Re: Is this a bug? BOM decoded with UTF8

2005-02-12 Thread "Martin v. Löwis"
What are you talking about? The BOM and UTF-16 go hand-and-hand. Without 
a Byte Order Mark, you can't unambiguosly determine whether big or 
little endian UTF-16 was used.
In the old days, UCS-2 was *implicitly* big-endian. It was only
when Microsoft got that wrong that little-endian version of UCS-2
came along. So while the BOM is now part of all relevant specifications,
it is still "Microsoft crap".
For more details, see:
http://www.unicode.org/faq/utf_bom.html#BOM
"some higher level protocols", "can be useful" - not
"is inherent part of all byte-level encodings".
Regards,
Martin
--
http://mail.python.org/mailman/listinfo/python-list


Re: Is this a bug? BOM decoded with UTF8

2005-02-11 Thread Diez B. Roggisch
> They say that it makes no sense as an byte-order indicator but they
> indicate that it can be used as a file signature.
> 
> And I'm not sure what you mean about decoding a UTF-8 string given any
> 8-bit encoding. Of course the encoder must be know:

That every utf-8 string can be decoded in any byte-sized encoding. Does it
make sense? No. But does it fail (as decoding utf-8 frequently does)? No. 

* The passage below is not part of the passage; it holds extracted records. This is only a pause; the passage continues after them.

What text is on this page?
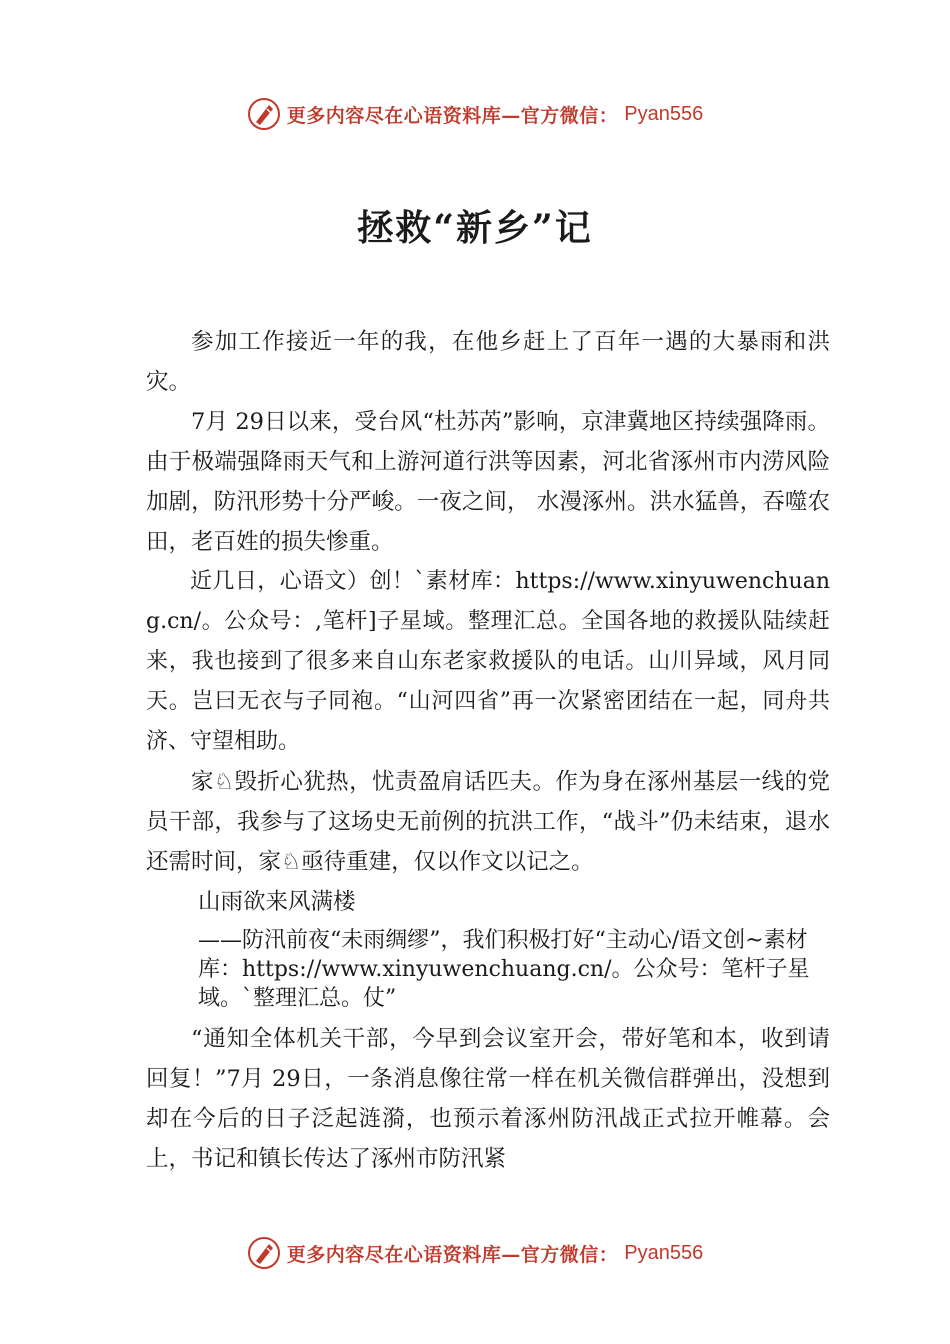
更多内容尽在心语资料库—官方微信： Pyan556
拯救“新乡”记

参加工作接近一年的我，在他乡赶上了百年一遇的大暴雨和洪灾。

7月 29日以来，受台风“杜苏芮”影响，京津冀地区持续强降雨。由于极端强降雨天气和上游河道行洪等因素，河北省涿州市内涝风险加剧，防汛形势十分严峻。一夜之间， 水漫涿州。洪水猛兽，吞噬农田，老百姓的损失惨重。

近几日，心语文）创！`素材库：https://www.xinyuwenchuang.cn/。公众号：,笔杆]子星域。整理汇总。全国各地的救援队陆续赶来，我也接到了很多来自山东老家救援队的电话。山川异域，风月同天。岂曰无衣与子同袍。“山河四省”再一次紧密团结在一起，同舟共济、守望相助。

家♘毁折心犹热，忧责盈肩话匹夫。作为身在涿州基层一线的党员干部，我参与了这场史无前例的抗洪工作，“战斗”仍未结束，退水还需时间，家♘亟待重建，仅以作文以记之。

山雨欲来风满楼

——防汛前夜“未雨绸缪”，我们积极打好“主动心/语文创~素材库：https://www.xinyuwenchuang.cn/。公众号：笔杆子星域。`整理汇总。仗”

“通知全体机关干部，今早到会议室开会，带好笔和本，收到请回复！”7月 29日，一条消息像往常一样在机关微信群弹出，没想到却在今后的日子泛起涟漪，也预示着涿州防汛战正式拉开帷幕。会上，书记和镇长传达了涿州市防汛紧

更多内容尽在心语资料库—官方微信： Pyan556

So if you are in a situation where you _don't_ know the encoding, a decoding
can only be based on a heuristic. And a utf-8 BOM can be part of that
heuristic - but it still is only a hint. Besides that, lots of tools don't
produce it. E.g. everything that produces/consumes xml doesn't need it.

>  >>> u'T\N{LATIN SMALL LETTER U WITH DIAERESIS}r'
> ...   .encode('utf-8').decode('latin1').encode('latin1')
> 'T\xc3\xbcr'

If the encoder is to be known, using the BOM becomes obsolete.

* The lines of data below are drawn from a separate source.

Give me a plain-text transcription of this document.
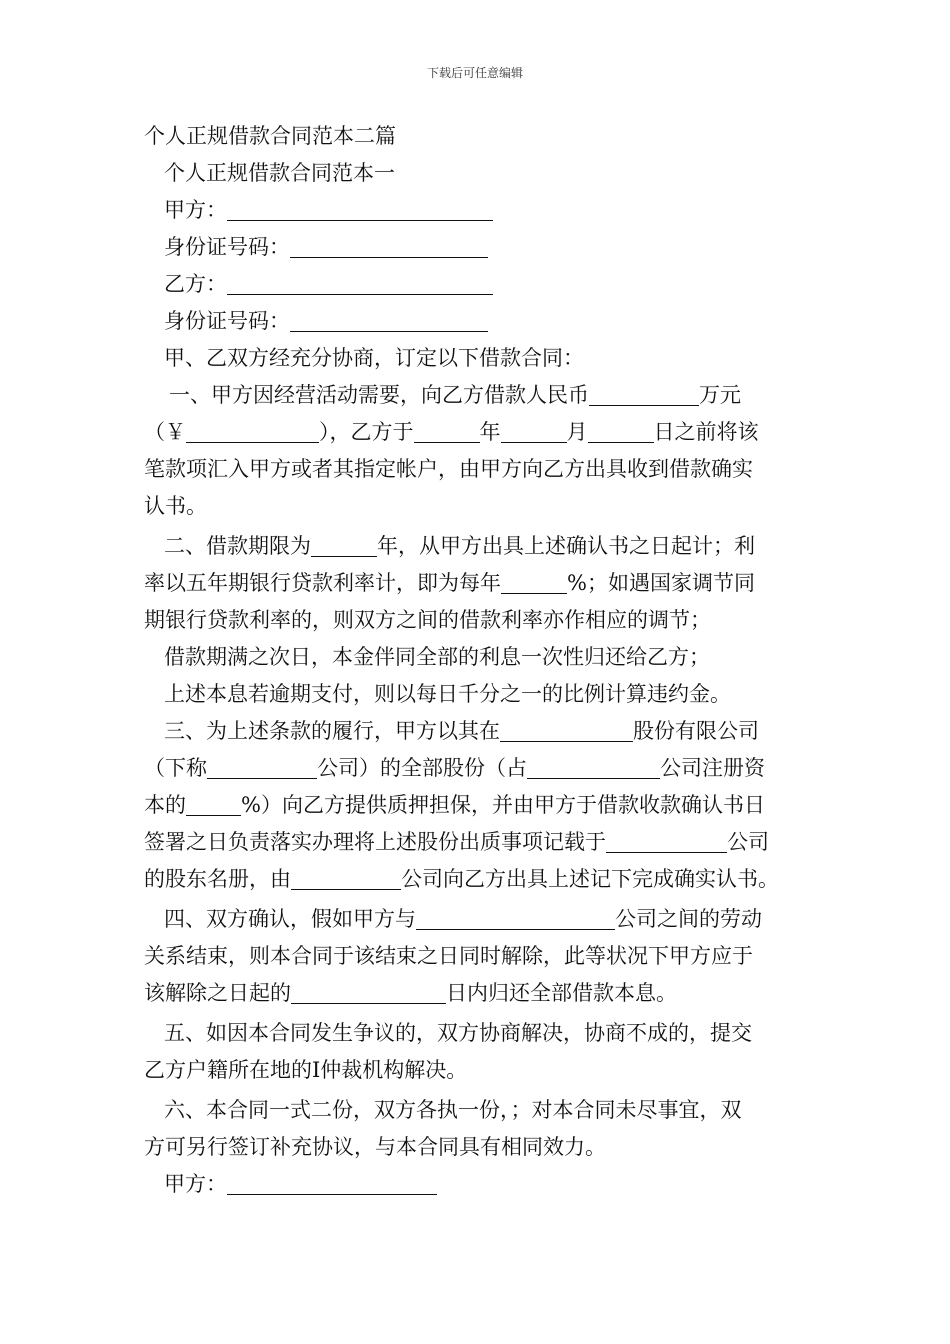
下载后可任意编辑
个人正规借款合同范本二篇
个人正规借款合同范本一
甲方：
身份证号码：
乙方：
身份证号码：
甲、乙双方经充分协商，订定以下借款合同：
一、甲方因经营活动需要，向乙方借款人民币	万元
（￥	），乙方于	年	月	日之前将该
笔款项汇入甲方或者其指定帐户，由甲方向乙方出具收到借款确实
认书。
二、借款期限为	年，从甲方出具上述确认书之日起计；利
率以五年期银行贷款利率计，即为每年	%；如遇国家调节同
期银行贷款利率的，则双方之间的借款利率亦作相应的调节；
借款期满之次日，本金伴同全部的利息一次性归还给乙方；
上述本息若逾期支付，则以每日千分之一的比例计算违约金。
三、为上述条款的履行，甲方以其在	股份有限公司
（下称	公司）的全部股份（占	公司注册资
本的	%）向乙方提供质押担保，并由甲方于借款收款确认书日
签署之日负责落实办理将上述股份出质事项记载于	公司
的股东名册，由	公司向乙方出具上述记下完成确实认书。
四、双方确认，假如甲方与	公司之间的劳动
关系结束，则本合同于该结束之日同时解除，此等状况下甲方应于
该解除之日起的	日内归还全部借款本息。
五、如因本合同发生争议的，双方协商解决，协商不成的，提交
乙方户籍所在地的I仲裁机构解决。
六、本合同一式二份，双方各执一份，；对本合同未尽事宜，双
方可另行签订补充协议，与本合同具有相同效力。
甲方：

> I can assume you that most Germans can differentiate between "Tür" and
> "Tã¼r".

Oh, germans can. Computers oth can't. You could try and use common words
like "für" and so on for a heuristic. But that is no guarantee.

> Using a BOM with UTF-8 makes it easy to indentify it as such AND it
> shouldn't break any probably written Unicode-aware tools.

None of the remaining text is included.